Yeah. Julio, with our inventory position, we’re still elevated from where we want to be as an organization. Some of that still has, I’ll call it, the leftover effects of cover of having just-in-case inventory. We are definitely shifting to more, what I’ll call, just back in just in time as supply chains are starting to improve.

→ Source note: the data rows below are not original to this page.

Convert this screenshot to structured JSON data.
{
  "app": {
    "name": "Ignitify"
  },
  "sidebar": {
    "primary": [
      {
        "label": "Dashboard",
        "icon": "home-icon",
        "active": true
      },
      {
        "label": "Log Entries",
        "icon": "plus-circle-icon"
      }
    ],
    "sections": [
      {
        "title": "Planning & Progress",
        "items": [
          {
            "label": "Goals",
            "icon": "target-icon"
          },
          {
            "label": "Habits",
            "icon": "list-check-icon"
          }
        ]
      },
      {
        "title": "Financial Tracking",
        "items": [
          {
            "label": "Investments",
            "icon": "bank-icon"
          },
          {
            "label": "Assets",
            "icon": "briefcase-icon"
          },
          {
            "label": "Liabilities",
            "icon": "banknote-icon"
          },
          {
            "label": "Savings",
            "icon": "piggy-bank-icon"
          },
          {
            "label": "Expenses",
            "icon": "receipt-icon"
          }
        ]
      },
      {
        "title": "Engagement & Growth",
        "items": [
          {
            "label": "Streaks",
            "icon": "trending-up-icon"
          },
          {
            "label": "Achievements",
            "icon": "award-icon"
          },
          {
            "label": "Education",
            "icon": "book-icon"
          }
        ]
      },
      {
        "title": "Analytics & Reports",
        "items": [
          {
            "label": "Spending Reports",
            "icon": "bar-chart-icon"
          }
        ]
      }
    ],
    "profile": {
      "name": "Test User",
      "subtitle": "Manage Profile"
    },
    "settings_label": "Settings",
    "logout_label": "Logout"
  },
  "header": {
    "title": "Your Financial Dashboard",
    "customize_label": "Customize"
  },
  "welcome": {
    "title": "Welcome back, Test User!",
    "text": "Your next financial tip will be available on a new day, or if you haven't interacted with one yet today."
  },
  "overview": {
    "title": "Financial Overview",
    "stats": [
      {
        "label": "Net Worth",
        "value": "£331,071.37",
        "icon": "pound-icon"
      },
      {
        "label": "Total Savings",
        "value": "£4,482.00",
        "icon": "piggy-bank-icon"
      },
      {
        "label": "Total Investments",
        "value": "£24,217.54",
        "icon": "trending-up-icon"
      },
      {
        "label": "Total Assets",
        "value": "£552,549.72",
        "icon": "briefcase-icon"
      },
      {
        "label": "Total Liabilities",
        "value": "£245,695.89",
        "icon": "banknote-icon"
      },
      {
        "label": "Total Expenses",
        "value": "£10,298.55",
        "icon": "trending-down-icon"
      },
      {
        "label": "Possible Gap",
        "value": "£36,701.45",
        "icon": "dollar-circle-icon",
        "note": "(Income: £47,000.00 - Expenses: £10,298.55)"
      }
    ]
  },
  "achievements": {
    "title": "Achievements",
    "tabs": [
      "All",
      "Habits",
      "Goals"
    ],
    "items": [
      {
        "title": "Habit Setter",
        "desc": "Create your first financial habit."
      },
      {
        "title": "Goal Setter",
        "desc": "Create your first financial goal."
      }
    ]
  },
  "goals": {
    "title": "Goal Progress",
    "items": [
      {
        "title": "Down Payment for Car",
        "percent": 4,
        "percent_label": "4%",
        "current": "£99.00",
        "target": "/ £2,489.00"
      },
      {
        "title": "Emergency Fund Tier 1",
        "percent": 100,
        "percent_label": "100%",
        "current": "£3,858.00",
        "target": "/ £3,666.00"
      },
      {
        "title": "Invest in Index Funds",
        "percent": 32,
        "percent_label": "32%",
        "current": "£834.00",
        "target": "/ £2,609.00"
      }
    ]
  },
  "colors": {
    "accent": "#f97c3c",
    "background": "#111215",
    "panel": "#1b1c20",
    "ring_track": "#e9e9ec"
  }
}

We are going to target inventory reduction, obviously, tied to the lower sales that are there as well, but just even from a working capital perspective of the organization. As part of our kind of our investor presentation, we’ll get a little bit more color of what that working capital will look like. But right now, we’re not giving a target or guidance for the rest of the year.

Julio Romero

Okay. Great. Thanks very much for taking the questions.

Scott Culbreth

Yeah. Thanks.

Operator

[Operator Instructions] the next question comes from Joe Ahlersmeyer with Deutsche Bank. Please go ahead.

Joseph Ahlersmeyer

Hey, guys. Thanks for taking the questions.

Scott Culbreth

Hey. Good morning.

Paul Joachimczyk

Good morning, Joe.

Joseph Ahlersmeyer

Good morning. You just mentioned not expecting price rollbacks. There was some commentary earlier in earnings season from larger builders about negotiating cost reductions on starts going forward. Just wondering if that’s something that you’ve been hearing or seeing? And if not, maybe why your business or your category is not subject to that?

Paul Joachimczyk

We’ve not seen that specifically, Joe. We’ve had a couple of builders ask about some price reductions, but we go back to the indices. And again, the indices are not indicating that we’re at a point in time where there be a reason for a price reduction.

Joseph Ahlersmeyer

Okay. Great. What about the multi-family business on the new construction side? I know it’s sort of limited regionally for you guys to the Southwest. But is there an opportunity for you to participate in that backlog given that now it’s actually larger than the single-family backlog?

Scott Culbreth

Most of that shows up in our PCS business, which I mentioned earlier, that’s a frameless application or a platform. And that’s been strong for us. As you noted, it is regional. It’s mostly a Southern California and a Phoenix or Southwest region play for us. It’s been strong. The backlog is high. We’ve not made as much progress bringing that down. So that will continue to be something we’ll be focused on in the back half as normalizing the production platform in PCS.

Joseph Ahlersmeyer

All right. Thanks for the questions, guys.

Scott Culbreth

Thanks, Joe.

Operator

And the next question will come from Garik Shmois with Loop Capital. Please go ahead.

Jeffrey Stevenson

Hi. This is Jeff Stevenson on for Garik. Thanks for taking my questions today. Just wanted to dive more into the home center business and the trends you’re seeing there and expectations moving into your back half of your fiscal year?

Scott Culbreth

I guess nothing really incremental to add beyond the earlier remarks, Jeff. Again, our MTO business has softened. We referenced that last quarter. That’s been maintained, and we project that going forward to be a similar incoming order rate pattern. And then on the stock side, we made progress in recovering inventory stocking efforts necessary in the retailer. So we’re not going to have that extra inventory build that we need to accomplish. We’ll be focused on — I’m sorry, POS, TCS, but POS as we go forward.

Jeffrey Stevenson

Okay. Great. And then regarding EBITDA margin, you’ve been kind of firmly in the low-teen margins range you guided to, but how should we think about the cadence moving into the back half of the year?

Paul Joachimczyk

I guess you’re asking is there going to be disruption maybe quarter-to-quarter. I would just say that go back to our guidance, low double-digits, and my expectations will be in low double-digits in the back half.

Jeffrey Stevenson

Understood. Thanks.

Operator

Ladies and gentlemen, this does conclude our question-and-answer session. I would like to turn the line back over to Mr. Joachimczyk for any closing comments. Please go ahead, sir.

Paul Joachimczyk

Since, there are no additional questions, this concludes our call. Thank you for taking the time to participate.

Operator

The conference has now concluded. Thank you for attending today’s presentation. You may now disconnect.